For a comparison, the S&P 500 was up 33.35% over the same time frame.
From the latest letter:
Last year, the shares of many more established technology companies were out of favor, allowing us to increase our weighting to a group which we call "old tech". At the end of 2011, Microsoft and Cisco were our largest "old tech" positions...
These businesses tend to be fairly stable and predictable, with a strong ability to handle uncertain economic periods. We reduced our weightings in Coca‐Cola and Clorox during the year due to their strong price performance.
Consuelo Mack recently interviewed Donald Yacktman. Some excerpts from that interview:
High Quality, Profitable Businesses
I've been doing this for over 40 years, and I can't remember another period of time where I've seen so many high-quality, profitable businesses selling at prices relative to the market this cheaply.
Behaving Like a Bond Buyer
...what we're seeing now is, in effect, the so-called AAAs of equity, things like Coke and Pepsi and things like that, have these very high returns, relative to other things. And so, why would one go to lower grades when they can stay with these so-called AAA-type bonds? Only they're really equities.
Beach Balls Pushed Underwater
Conceptually, what we're doing is buying beach balls being pushed underwater, and the water level is rising. And so, if one has the patience to stay with that, then eventually the pressure will come off, and the longer it takes, because the water level's rising, the more the bounce will be.
The full interview with Donald Yacktman is certainly worth checking out.
The top holdings in the funds managed by Yacktman at year-end include Pepsi (PEP), News Corp (NWSA), Procter & Gamble (PG), Microsoft (MSFT), and Cisco (CSCO).

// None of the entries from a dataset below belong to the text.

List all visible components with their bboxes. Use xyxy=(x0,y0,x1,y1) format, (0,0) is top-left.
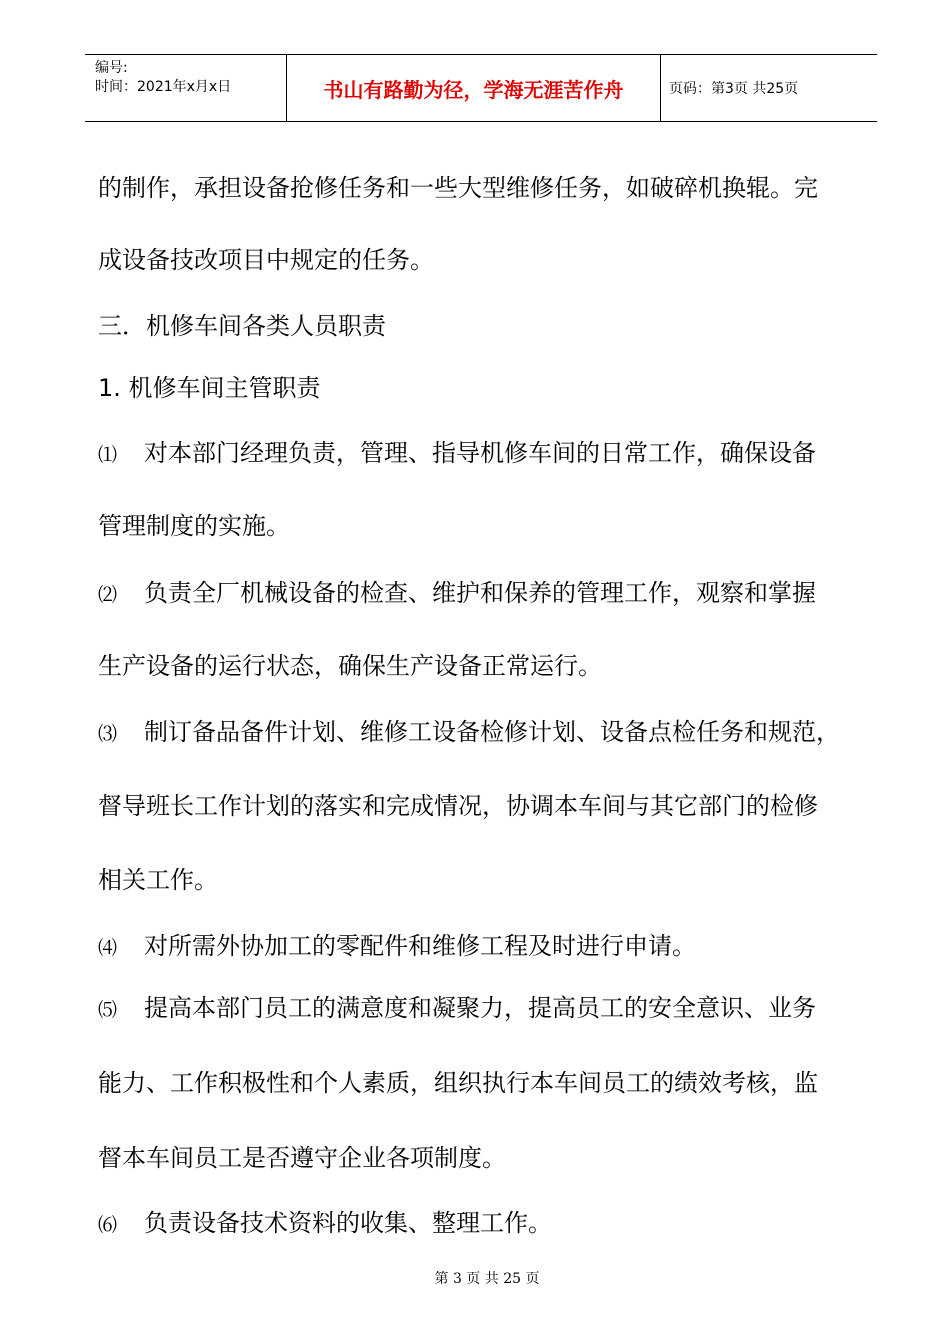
page-footer: 第 3 页 共 25 页 xyxy=(434,1271,540,1287)
header-divider-right xyxy=(660,55,661,121)
item-number: ⑶ xyxy=(98,723,118,745)
page-header xyxy=(85,54,877,122)
list-item-3-cont: 督导班长工作计划的落实和完成情况，协调本车间与其它部门的检修 xyxy=(98,792,818,820)
item-number: ⑷ xyxy=(98,937,118,959)
item-text: 提高本部门员工的满意度和凝聚力，提高员工的安全意识、业务 xyxy=(144,994,816,1022)
list-item-2 xyxy=(98,573,816,608)
paragraph-line: 成设备技改项目中规定的任务。 xyxy=(98,246,434,274)
list-item-4 xyxy=(98,926,696,961)
list-item-2-cont: 生产设备的运行状态，确保生产设备正常运行。 xyxy=(98,652,602,680)
item-number: ⑵ xyxy=(98,584,118,606)
serial-label: 编号: xyxy=(95,60,128,76)
header-meta xyxy=(95,59,231,97)
list-item-5-cont: 能力、工作积极性和个人素质，组织执行本车间员工的绩效考核，监 xyxy=(98,1069,818,1097)
item-text: 负责设备技术资料的收集、整理工作。 xyxy=(144,1209,552,1237)
item-number: ⑹ xyxy=(98,1214,118,1236)
list-item-1 xyxy=(98,433,816,468)
item-text: 制订备品备件计划、维修工设备检修计划、设备点检任务和规范， xyxy=(144,718,840,746)
section-heading: 三．机修车间各类人员职责 xyxy=(98,312,386,340)
sub-heading: 1. 机修车间主管职责 xyxy=(98,374,321,402)
header-motto: 书山有路勤为径，学海无涯苦作舟 xyxy=(323,77,624,102)
list-item-1-cont: 管理制度的实施。 xyxy=(98,512,290,540)
item-number: ⑸ xyxy=(98,999,118,1021)
header-page-info: 页码：第3页 共25页 xyxy=(669,81,799,97)
item-number: ⑴ xyxy=(98,444,118,466)
list-item-6 xyxy=(98,1203,552,1238)
item-text: 对本部门经理负责，管理、指导机修车间的日常工作，确保设备 xyxy=(144,439,816,467)
paragraph-line: 的制作，承担设备抢修任务和一些大型维修任务，如破碎机换辊。完 xyxy=(98,174,818,202)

* From the letter: The performance data quoted for The Yacktman Fund and The Yacktman Focused Fund represents past performance. Past performance does not guarantee future results. The investment return and principal value of an investment will fluctuate so that the investor's shares, when redeemed, may be worth more or less than their original cost. The current performance may be higher or lower than the performance data quoted.